Weight Space Representation Learning on Diverse NeRF Architectures
Francesco Ballerini, Pierluigi Zama Ramirez, Luigi Di Stefano, Samuele Salti
TL;DR
The paper tackles the challenge of applying downstream tasks to NeRF representations that come in many architectures by using a Graph Meta-Network to embed NeRF parameter graphs into a common latent space. It couples a rendering-based objective with a SigLIP contrastive loss to produce embeddings that reflect object content rather than architectural encoding, enabling robust classification, retrieval, and language tasks across MLP, tri-plane, and hash-table NeRFs, including unseen architectures. The approach achieves competitive or superior performance compared to single-architecture baselines and demonstrates generalization to new datasets (Objaverse) and multi-modal language tasks, suggesting a path toward a foundational NeRF weight-space model. Limitations include evaluation on a single primary dataset (ShapeNetRender) and planned expansion to larger-scale NeRF collections.

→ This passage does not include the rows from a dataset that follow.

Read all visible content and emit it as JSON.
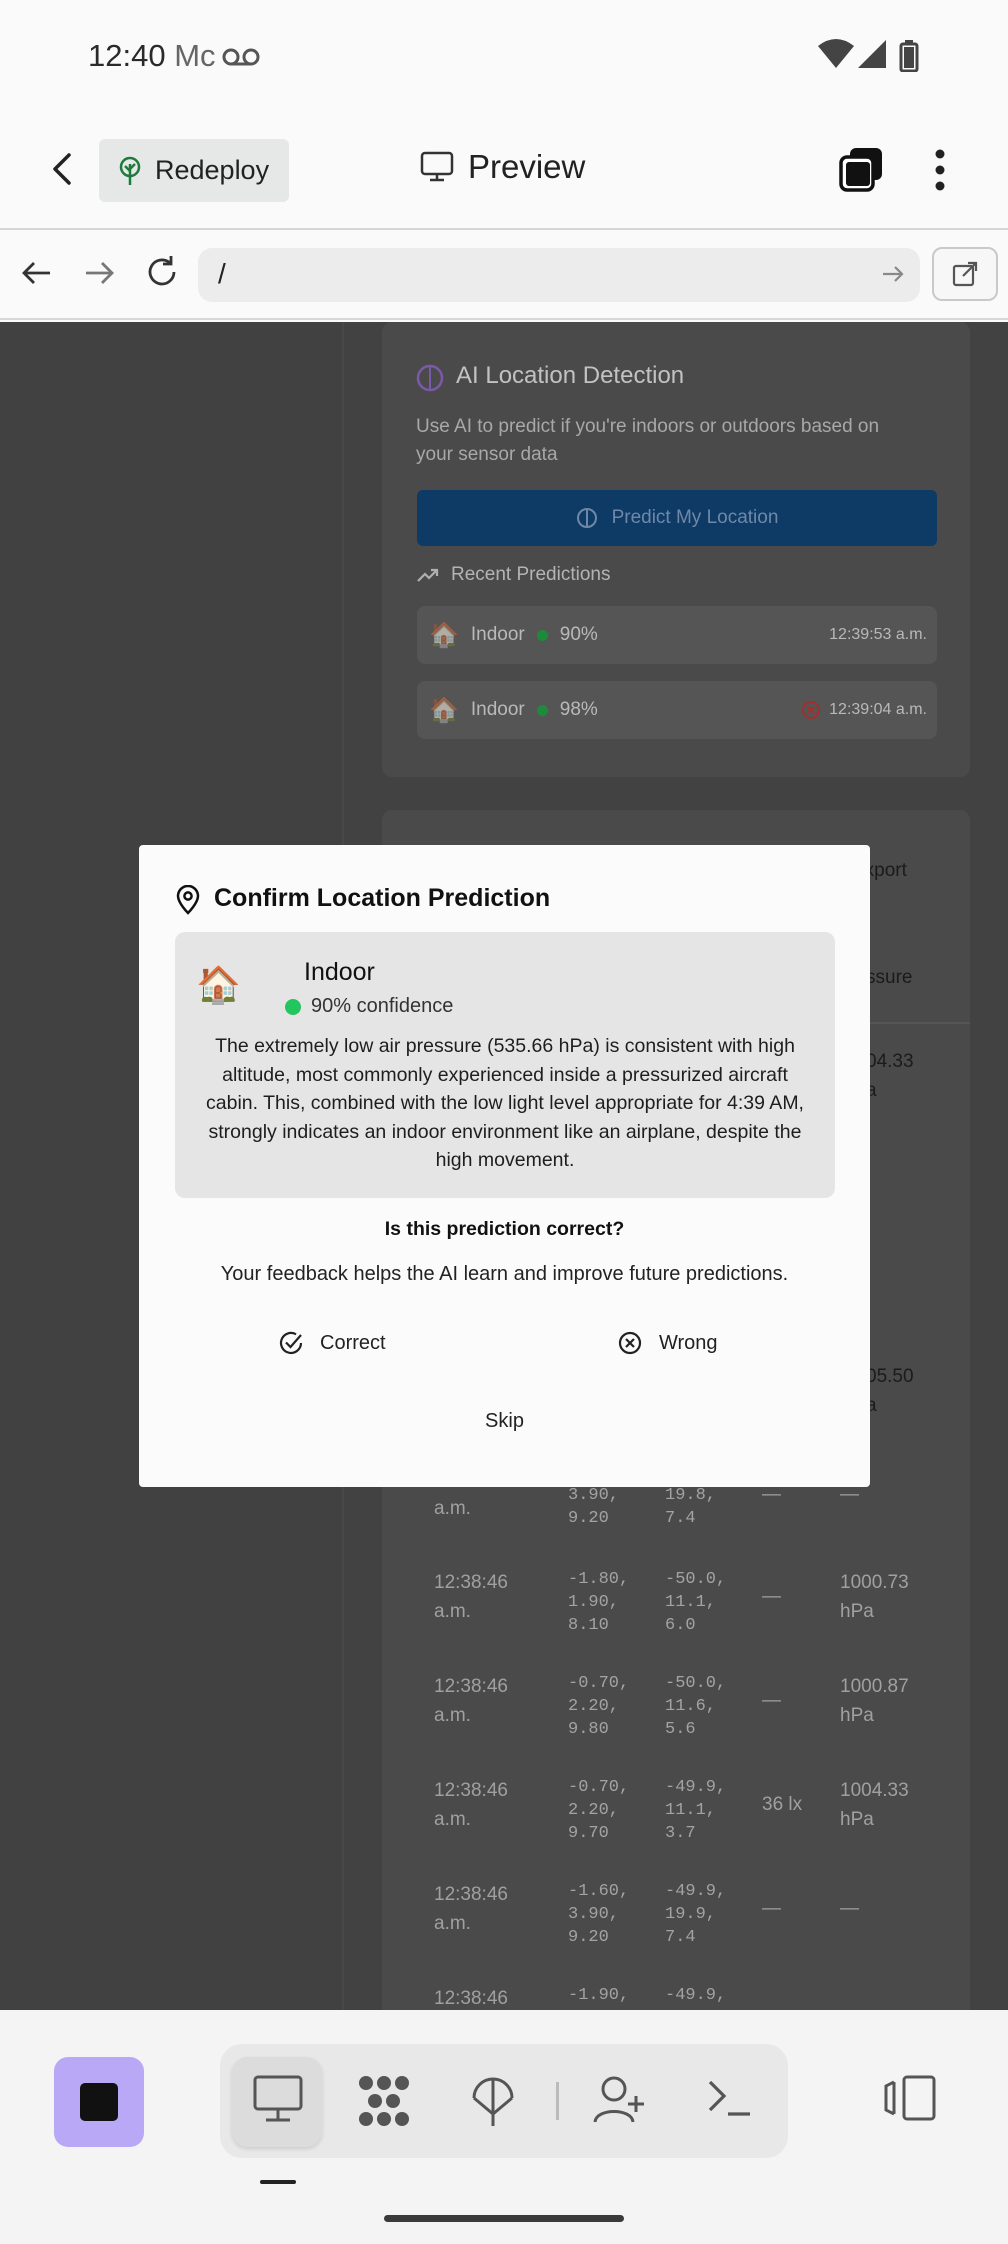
{
  "status_bar": {
    "time": "12:40",
    "carrier_fragment": "Mc"
  },
  "app_bar": {
    "redeploy_label": "Redeploy",
    "title": "Preview"
  },
  "url_bar": {
    "url": "/"
  },
  "page": {
    "ai_card": {
      "title": "AI Location Detection",
      "description_line1": "Use AI to predict if you're indoors or outdoors based on",
      "description_line2": "your sensor data",
      "predict_button": "Predict My Location",
      "recent_label": "Recent Predictions",
      "recent": [
        {
          "label": "Indoor",
          "confidence": "90%",
          "time": "12:39:53 a.m."
        },
        {
          "label": "Indoor",
          "confidence": "98%",
          "time": "12:39:04 a.m."
        }
      ]
    },
    "table": {
      "export_label": "Export",
      "pressure_header": "ssure",
      "partial_pressures": [
        {
          "value": "04.33",
          "unit": "a"
        },
        {
          "value": "05.50",
          "unit": "a"
        }
      ],
      "rows": [
        {
          "time": "a.m.",
          "accel": "3.90,\n9.20",
          "mag": "19.8,\n7.4",
          "light": "—",
          "pressure": "—"
        },
        {
          "time": "12:38:46\na.m.",
          "accel": "-1.80,\n1.90,\n8.10",
          "mag": "-50.0,\n11.1,\n6.0",
          "light": "—",
          "pressure": "1000.73\nhPa"
        },
        {
          "time": "12:38:46\na.m.",
          "accel": "-0.70,\n2.20,\n9.80",
          "mag": "-50.0,\n11.6,\n5.6",
          "light": "—",
          "pressure": "1000.87\nhPa"
        },
        {
          "time": "12:38:46\na.m.",
          "accel": "-0.70,\n2.20,\n9.70",
          "mag": "-49.9,\n11.1,\n3.7",
          "light": "36 lx",
          "pressure": "1004.33\nhPa"
        },
        {
          "time": "12:38:46\na.m.",
          "accel": "-1.60,\n3.90,\n9.20",
          "mag": "-49.9,\n19.9,\n7.4",
          "light": "—",
          "pressure": "—"
        },
        {
          "time": "12:38:46",
          "accel": "-1.90,",
          "mag": "-49.9,",
          "light": "",
          "pressure": ""
        }
      ]
    }
  },
  "dialog": {
    "title": "Confirm Location Prediction",
    "prediction": "Indoor",
    "prediction_emoji": "🏠",
    "confidence": "90% confidence",
    "reasoning": "The extremely low air pressure (535.66 hPa) is consistent with high altitude, most commonly experienced inside a pressurized aircraft cabin. This, combined with the low light level appropriate for 4:39 AM, strongly indicates an indoor environment like an airplane, despite the high movement.",
    "question": "Is this prediction correct?",
    "feedback": "Your feedback helps the AI learn and improve future predictions.",
    "correct_label": "Correct",
    "wrong_label": "Wrong",
    "skip_label": "Skip"
  },
  "colors": {
    "accent": "#b9a8f5",
    "confidence_dot": "#22c55e",
    "predict_button": "#0e3a66"
  }
}
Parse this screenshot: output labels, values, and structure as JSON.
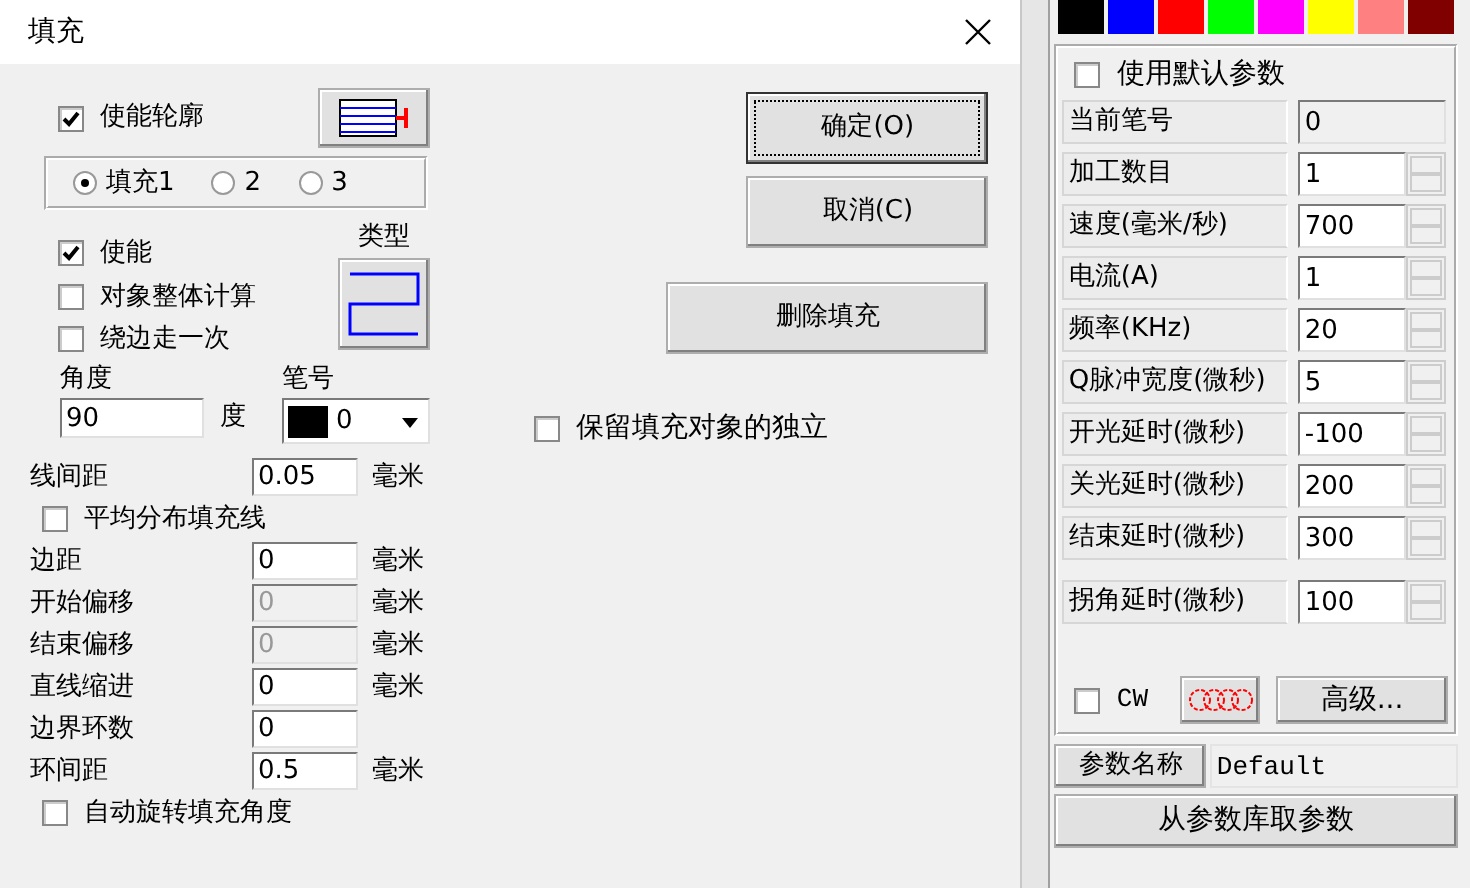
{
  "window": {
    "title": "填充"
  },
  "outline": {
    "label": "使能轮廓",
    "checked": true
  },
  "fill_tabs": [
    {
      "label": "填充1",
      "selected": true
    },
    {
      "label": "2",
      "selected": false
    },
    {
      "label": "3",
      "selected": false
    }
  ],
  "options": [
    {
      "label": "使能",
      "checked": true
    },
    {
      "label": "对象整体计算",
      "checked": false
    },
    {
      "label": "绕边走一次",
      "checked": false
    }
  ],
  "type_label": "类型",
  "angle": {
    "label": "角度",
    "value": "90",
    "unit": "度"
  },
  "pen": {
    "label": "笔号",
    "value": "0",
    "color": "#000000"
  },
  "params": [
    {
      "kind": "field",
      "label": "线间距",
      "value": "0.05",
      "unit": "毫米",
      "disabled": false
    },
    {
      "kind": "checkbox",
      "label": "平均分布填充线",
      "checked": false
    },
    {
      "kind": "field",
      "label": "边距",
      "value": "0",
      "unit": "毫米",
      "disabled": false
    },
    {
      "kind": "field",
      "label": "开始偏移",
      "value": "0",
      "unit": "毫米",
      "disabled": true
    },
    {
      "kind": "field",
      "label": "结束偏移",
      "value": "0",
      "unit": "毫米",
      "disabled": true
    },
    {
      "kind": "field",
      "label": "直线缩进",
      "value": "0",
      "unit": "毫米",
      "disabled": false
    },
    {
      "kind": "field",
      "label": "边界环数",
      "value": "0",
      "disabled": false
    },
    {
      "kind": "field",
      "label": "环间距",
      "value": "0.5",
      "unit": "毫米",
      "disabled": false
    },
    {
      "kind": "checkbox",
      "label": "自动旋转填充角度",
      "checked": false
    }
  ],
  "buttons": [
    {
      "label": "确定(O)",
      "focused": true
    },
    {
      "label": "取消(C)",
      "focused": false
    }
  ],
  "delete_button": "删除填充",
  "keep_independent": {
    "label": "保留填充对象的独立",
    "checked": false
  },
  "pen_colors": [
    {
      "color": "#000000"
    },
    {
      "color": "#0000ff"
    },
    {
      "color": "#ff0000"
    },
    {
      "color": "#00ff00"
    },
    {
      "color": "#ff00ff"
    },
    {
      "color": "#ffff00"
    },
    {
      "color": "#ff8080"
    },
    {
      "color": "#800000"
    }
  ],
  "use_default": {
    "label": "使用默认参数",
    "checked": false
  },
  "laser_params": [
    {
      "kind": "readonly",
      "label": "当前笔号",
      "value": "0"
    },
    {
      "kind": "spin",
      "label": "加工数目",
      "value": "1"
    },
    {
      "kind": "spin",
      "label": "速度(毫米/秒)",
      "value": "700"
    },
    {
      "kind": "spin",
      "label": "电流(A)",
      "value": "1"
    },
    {
      "kind": "spin",
      "label": "频率(KHz)",
      "value": "20"
    },
    {
      "kind": "spin",
      "label": "Q脉冲宽度(微秒)",
      "value": "5"
    },
    {
      "kind": "spin",
      "label": "开光延时(微秒)",
      "value": "-100"
    },
    {
      "kind": "spin",
      "label": "关光延时(微秒)",
      "value": "200"
    },
    {
      "kind": "spin",
      "label": "结束延时(微秒)",
      "value": "300"
    },
    {
      "kind": "spin",
      "label": "拐角延时(微秒)",
      "value": "100"
    }
  ],
  "cw": {
    "label": "CW",
    "checked": false
  },
  "advanced_button": "高级...",
  "param_name": {
    "label": "参数名称",
    "value": "Default"
  },
  "load_button": "从参数库取参数"
}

Overall, the work offers a scalable, architecture-agnostic paradigm for NeRF weight space processing with broad downstream applicability.
Abstract
Neural Radiance Fields (NeRFs) have emerged as a groundbreaking paradigm for representing 3D objects and scenes by encoding shape and appearance information into the weights of a neural network. Recent studies have demonstrated that these weights can be used as input for frameworks designed to address deep learning tasks; however, such frameworks require NeRFs to adhere to a specific, predefined architecture. In this paper, we introduce the first framework capable of processing NeRFs with diverse architectures and performing inference on architectures unseen at training time. We achieve this by training a Graph Meta-Network within an unsupervised representation learning framework, and show that a contrastive objective is conducive to obtaining an architecture-agnostic latent space. In experiments conducted across 13 NeRF architectures belonging to three families (MLPs, tri-planes, and, for the first time, hash tables), our approach demonstrates robust performance in classification, retrieval, and language tasks involving multiple architectures, even unseen at training time, while also matching or exceeding the results of existing frameworks limited to single architectures.